Steps can be taken to minimize plating damage. One suggested by an auto manufacturer is to use the EV’s motors to heat the battery before recharging.

Another is already done by many EV drivers: Charge the car overnight. The slower rate of charge prevents plating. But Finegan noted in an interview that some drivers may not have the patience or the schedule for that method.

He thinks a better fix will require additional research into the use of more tolerant battery materials. The plating problem is currently controlled with software that prevents a battery from being fully recharged at high speeds.

Finegan calls this a “trilemma” for auto manufacturers. They think the ideal EV should be reasonably priced, be able to travel 300 miles on a single charge and allow fast charging.

“You can have two of those but not all three,” he said, noting that most car manufacturers value range and moderate prices more than fast charging.

With current technology, faster charging would shorten battery life. That is expensive because lithium-ion batteries can account for as much as 65% of the price of an EV.

The problem posed in a second NREL study is about helping the nation’s electric grids deal with “gigawatt-growth in electricity demand” from EVs.

That leads to another paradox.

If every EV owner was able to drive home and begin charging their vehicle overnight, it would help extend battery life.
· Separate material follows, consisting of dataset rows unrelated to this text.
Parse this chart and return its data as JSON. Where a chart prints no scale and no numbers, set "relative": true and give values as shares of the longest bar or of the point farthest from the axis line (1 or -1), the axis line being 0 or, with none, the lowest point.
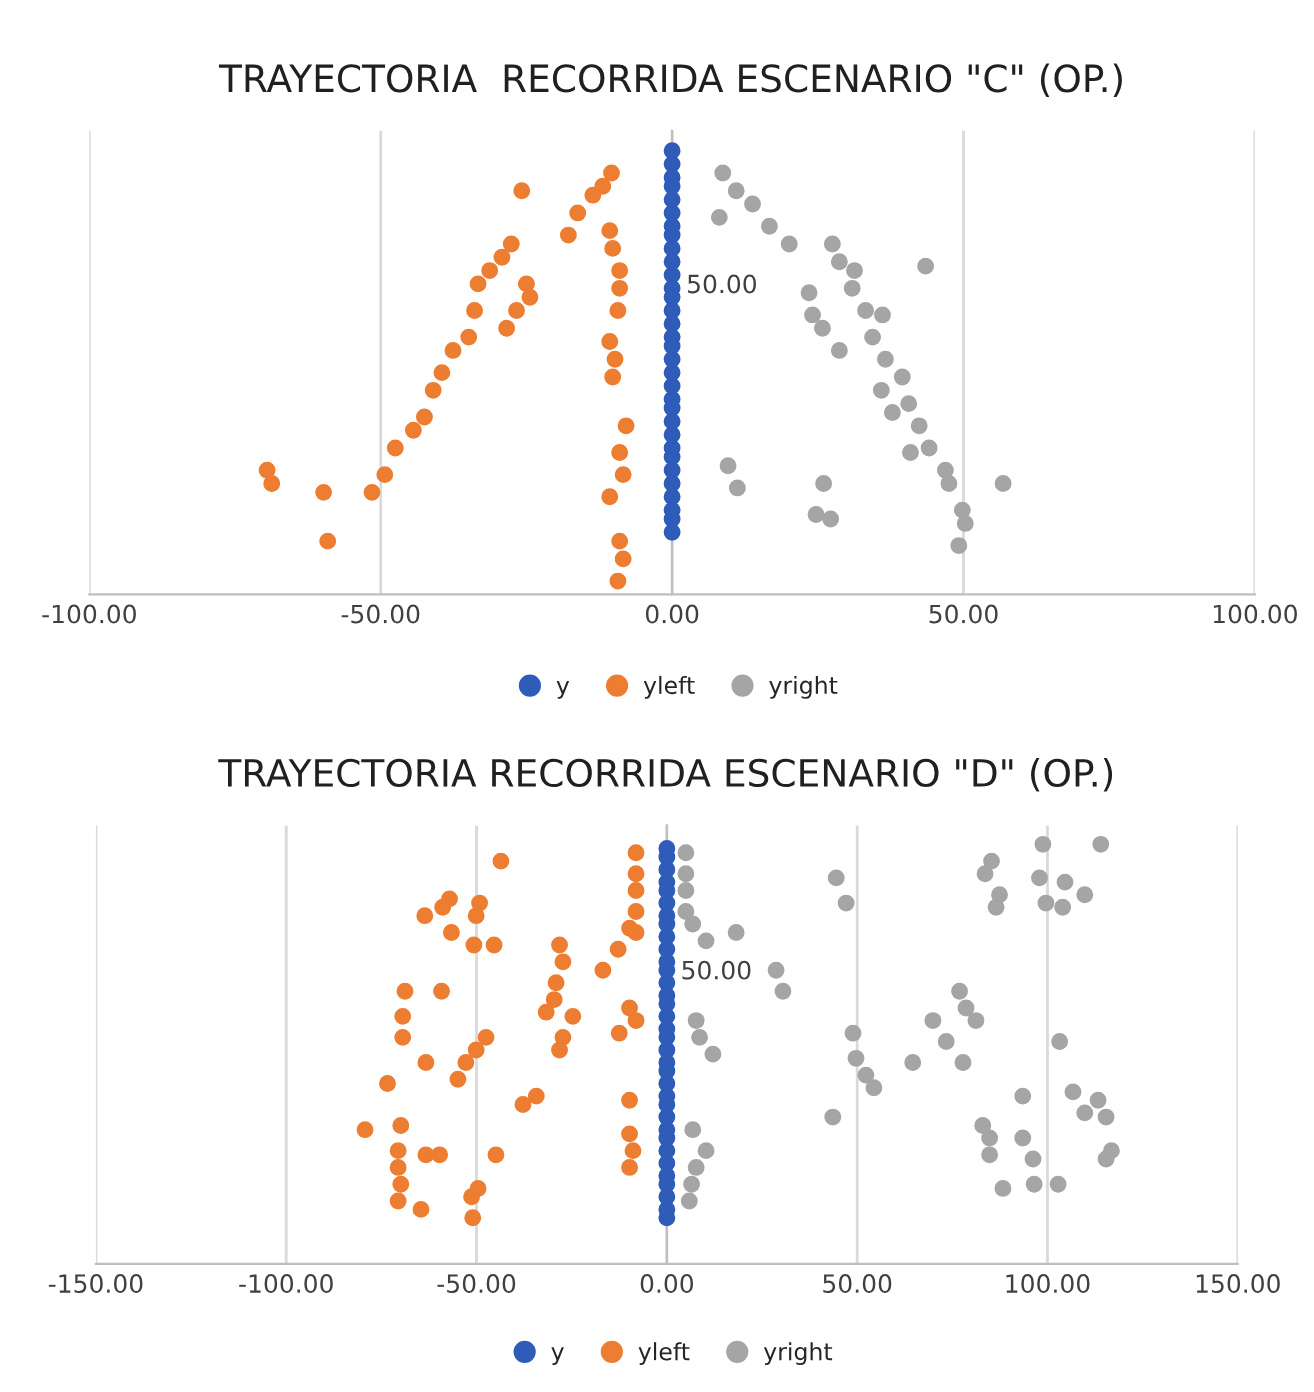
{
  "chart_data": [
    {
      "type": "scatter",
      "title": "TRAYECTORIA  RECORRIDA ESCENARIO \"C\" (OP.)",
      "relative": true,
      "annotations": [
        "50.00"
      ],
      "xlim": [
        -100,
        100
      ],
      "xticks": [
        {
          "value": -100,
          "label": "-100.00"
        },
        {
          "value": -50,
          "label": "-50.00"
        },
        {
          "value": 0,
          "label": "0.00"
        },
        {
          "value": 50,
          "label": "50.00"
        },
        {
          "value": 100,
          "label": "100.00"
        }
      ],
      "grid": "x",
      "legend": "bottom",
      "marker": "circle",
      "series": [
        {
          "name": "y",
          "color": "#2f5cb8",
          "x": [
            0,
            0,
            0,
            0,
            0,
            0,
            0,
            0,
            0,
            0,
            0,
            0,
            0,
            0,
            0,
            0,
            0,
            0,
            0,
            0,
            0,
            0,
            0,
            0,
            0,
            0,
            0,
            0,
            0,
            0,
            0,
            0
          ],
          "values": [
            0.14,
            0.17,
            0.19,
            0.22,
            0.25,
            0.28,
            0.31,
            0.33,
            0.36,
            0.39,
            0.42,
            0.44,
            0.47,
            0.5,
            0.53,
            0.56,
            0.58,
            0.61,
            0.64,
            0.67,
            0.69,
            0.72,
            0.75,
            0.78,
            0.81,
            0.83,
            0.86,
            0.89,
            0.92,
            0.94,
            0.97,
            1.0
          ]
        },
        {
          "name": "yleft",
          "color": "#ed7d31",
          "x": [
            -69.5,
            -68.7,
            -59.8,
            -59.1,
            -51.5,
            -49.3,
            -47.5,
            -44.4,
            -42.5,
            -41.0,
            -39.5,
            -37.6,
            -34.9,
            -33.9,
            -33.3,
            -31.3,
            -29.2,
            -27.6,
            -25.8,
            -28.4,
            -26.7,
            -24.4,
            -25.0,
            -17.8,
            -16.2,
            -13.6,
            -11.9,
            -10.4,
            -10.7,
            -10.2,
            -9.0,
            -9.0,
            -9.3,
            -10.7,
            -9.8,
            -10.2,
            -7.9,
            -9.0,
            -8.4,
            -10.7,
            -9.0,
            -8.4,
            -9.3
          ],
          "values": [
            0.28,
            0.25,
            0.23,
            0.12,
            0.23,
            0.27,
            0.33,
            0.37,
            0.4,
            0.46,
            0.5,
            0.55,
            0.58,
            0.64,
            0.7,
            0.73,
            0.76,
            0.79,
            0.91,
            0.6,
            0.64,
            0.67,
            0.7,
            0.81,
            0.86,
            0.9,
            0.92,
            0.95,
            0.82,
            0.78,
            0.73,
            0.69,
            0.64,
            0.57,
            0.53,
            0.49,
            0.38,
            0.32,
            0.27,
            0.22,
            0.12,
            0.08,
            0.03
          ]
        },
        {
          "name": "yright",
          "color": "#a5a5a5",
          "x": [
            8.7,
            11.0,
            13.8,
            16.7,
            20.1,
            8.1,
            27.5,
            28.7,
            31.3,
            30.9,
            43.5,
            23.5,
            24.1,
            25.8,
            28.7,
            33.2,
            36.1,
            34.4,
            36.6,
            39.5,
            35.9,
            40.6,
            37.8,
            42.4,
            44.1,
            40.9,
            46.9,
            47.5,
            49.8,
            50.3,
            49.2,
            56.8,
            9.6,
            11.2,
            26.0,
            24.7,
            27.2
          ],
          "values": [
            0.95,
            0.91,
            0.88,
            0.83,
            0.79,
            0.85,
            0.79,
            0.75,
            0.73,
            0.69,
            0.74,
            0.68,
            0.63,
            0.6,
            0.55,
            0.64,
            0.63,
            0.58,
            0.53,
            0.49,
            0.46,
            0.43,
            0.41,
            0.38,
            0.33,
            0.32,
            0.28,
            0.25,
            0.19,
            0.16,
            0.11,
            0.25,
            0.29,
            0.24,
            0.25,
            0.18,
            0.17
          ]
        }
      ]
    },
    {
      "type": "scatter",
      "title": "TRAYECTORIA RECORRIDA ESCENARIO \"D\" (OP.)",
      "relative": true,
      "annotations": [
        "50.00"
      ],
      "xlim": [
        -150,
        150
      ],
      "xticks": [
        {
          "value": -150,
          "label": "-150.00"
        },
        {
          "value": -100,
          "label": "-100.00"
        },
        {
          "value": -50,
          "label": "-50.00"
        },
        {
          "value": 0,
          "label": "0.00"
        },
        {
          "value": 50,
          "label": "50.00"
        },
        {
          "value": 100,
          "label": "100.00"
        },
        {
          "value": 150,
          "label": "150.00"
        }
      ],
      "grid": "x",
      "legend": "bottom",
      "marker": "circle",
      "series": [
        {
          "name": "y",
          "color": "#2f5cb8",
          "x": [
            0,
            0,
            0,
            0,
            0,
            0,
            0,
            0,
            0,
            0,
            0,
            0,
            0,
            0,
            0,
            0,
            0,
            0,
            0,
            0,
            0,
            0,
            0,
            0,
            0,
            0,
            0,
            0,
            0,
            0,
            0,
            0,
            0,
            0
          ],
          "values": [
            0.11,
            0.13,
            0.16,
            0.19,
            0.21,
            0.24,
            0.27,
            0.3,
            0.32,
            0.35,
            0.38,
            0.4,
            0.43,
            0.46,
            0.48,
            0.51,
            0.54,
            0.56,
            0.59,
            0.62,
            0.64,
            0.67,
            0.7,
            0.72,
            0.75,
            0.78,
            0.81,
            0.83,
            0.86,
            0.89,
            0.91,
            0.94,
            0.97,
            0.99
          ]
        },
        {
          "name": "yleft",
          "color": "#ed7d31",
          "x": [
            -43.6,
            -8.1,
            -8.1,
            -8.1,
            -8.1,
            -8.1,
            -9.8,
            -12.8,
            -16.8,
            -57.1,
            -58.9,
            -63.6,
            -56.6,
            -49.2,
            -50.1,
            -50.7,
            -45.4,
            -28.2,
            -27.3,
            -29.1,
            -29.6,
            -31.7,
            -24.7,
            -27.3,
            -28.2,
            -9.8,
            -8.1,
            -12.5,
            -68.8,
            -69.4,
            -69.4,
            -59.2,
            -47.5,
            -50.1,
            -52.8,
            -54.9,
            -63.3,
            -73.4,
            -37.8,
            -34.3,
            -9.8,
            -9.8,
            -8.9,
            -9.8,
            -79.3,
            -69.9,
            -70.6,
            -70.6,
            -69.9,
            -70.6,
            -64.6,
            -63.3,
            -59.7,
            -44.9,
            -49.6,
            -51.3,
            -51.0
          ],
          "values": [
            0.96,
            0.98,
            0.93,
            0.89,
            0.84,
            0.79,
            0.8,
            0.75,
            0.7,
            0.87,
            0.85,
            0.83,
            0.79,
            0.86,
            0.83,
            0.76,
            0.76,
            0.76,
            0.72,
            0.67,
            0.63,
            0.6,
            0.59,
            0.54,
            0.51,
            0.61,
            0.58,
            0.55,
            0.65,
            0.59,
            0.54,
            0.65,
            0.54,
            0.51,
            0.48,
            0.44,
            0.48,
            0.43,
            0.38,
            0.4,
            0.39,
            0.31,
            0.27,
            0.23,
            0.32,
            0.33,
            0.27,
            0.23,
            0.19,
            0.15,
            0.13,
            0.26,
            0.26,
            0.26,
            0.18,
            0.16,
            0.11
          ]
        },
        {
          "name": "yright",
          "color": "#a5a5a5",
          "x": [
            5.0,
            5.0,
            5.0,
            5.0,
            6.8,
            10.3,
            18.2,
            28.7,
            30.5,
            44.5,
            47.1,
            7.7,
            8.6,
            12.1,
            48.9,
            49.7,
            52.3,
            54.4,
            43.6,
            64.6,
            69.9,
            73.4,
            77.8,
            76.9,
            78.6,
            81.2,
            85.3,
            83.6,
            87.4,
            86.5,
            98.8,
            114.0,
            97.9,
            104.6,
            109.8,
            99.6,
            104.0,
            103.2,
            93.5,
            83.0,
            84.8,
            84.8,
            93.5,
            96.2,
            88.3,
            96.5,
            102.8,
            106.7,
            113.3,
            109.8,
            115.4,
            116.8,
            115.4,
            6.8,
            10.3,
            7.7,
            6.5,
            5.9
          ],
          "values": [
            0.98,
            0.93,
            0.89,
            0.84,
            0.81,
            0.77,
            0.79,
            0.7,
            0.65,
            0.92,
            0.86,
            0.58,
            0.54,
            0.5,
            0.55,
            0.49,
            0.45,
            0.42,
            0.35,
            0.48,
            0.58,
            0.53,
            0.48,
            0.65,
            0.61,
            0.58,
            0.96,
            0.93,
            0.88,
            0.85,
            1.0,
            1.0,
            0.92,
            0.91,
            0.88,
            0.86,
            0.85,
            0.53,
            0.4,
            0.33,
            0.3,
            0.26,
            0.3,
            0.25,
            0.18,
            0.19,
            0.19,
            0.41,
            0.39,
            0.36,
            0.35,
            0.27,
            0.25,
            0.32,
            0.27,
            0.23,
            0.19,
            0.15
          ]
        }
      ]
    }
  ]
}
But it could also overload power grids by creating spikes in energy demand in the evening when homeowners turn on their appliances, televisions and air conditioning.

Andrew Meintz, an NREL researcher leading two teams of scientists exploring EV charging and its impact on power grids, described two approaches to the problem. There’s the “supersimple” one in which it’s left up to automakers and consumers to work out.

Then there’s the “whiz-bang” approach. That’s when local governments might ration charging times to avoid big, regional power spikes.

Meintz’s researchers found problems with both of them.

Under the first one, electric car owners might eventually find ways to stagger their evening charging habits to avoid blackouts. But that could be negated by the arrival of heavy-duty electric trucks, which might create large power demands at all hours of the day.

“Picture every employee at your workplace driving home at 5 p.m. and charging their vehicle. That is the grid’s equivalent of going 0 to 100 mph, and if it does not wreck the system, it is at least very expensive,” Meintz noted in a paper.

Instead, his study suggests encouraging hydrogen-powered electric trucks, which use fuel cells to make their electricity.

One simulated solution the researchers are pondering would be for charging station owners to use electrolyzers to separate hydrogen from water during periods of low electricity use. The hydrogen could then be stored and used to refuel fuel cell trucks during periods of high electric demand.

As one researcher put it, perhaps somewhat hopefully: “If done smoothly, the utility doesn’t even know it’s happening.”

The study noted that “several well-known transportation and fuel companies have recently initiated a multimillion-dollar partnership with NREL to advance heavy-duty hydrogen vehicle technologies.”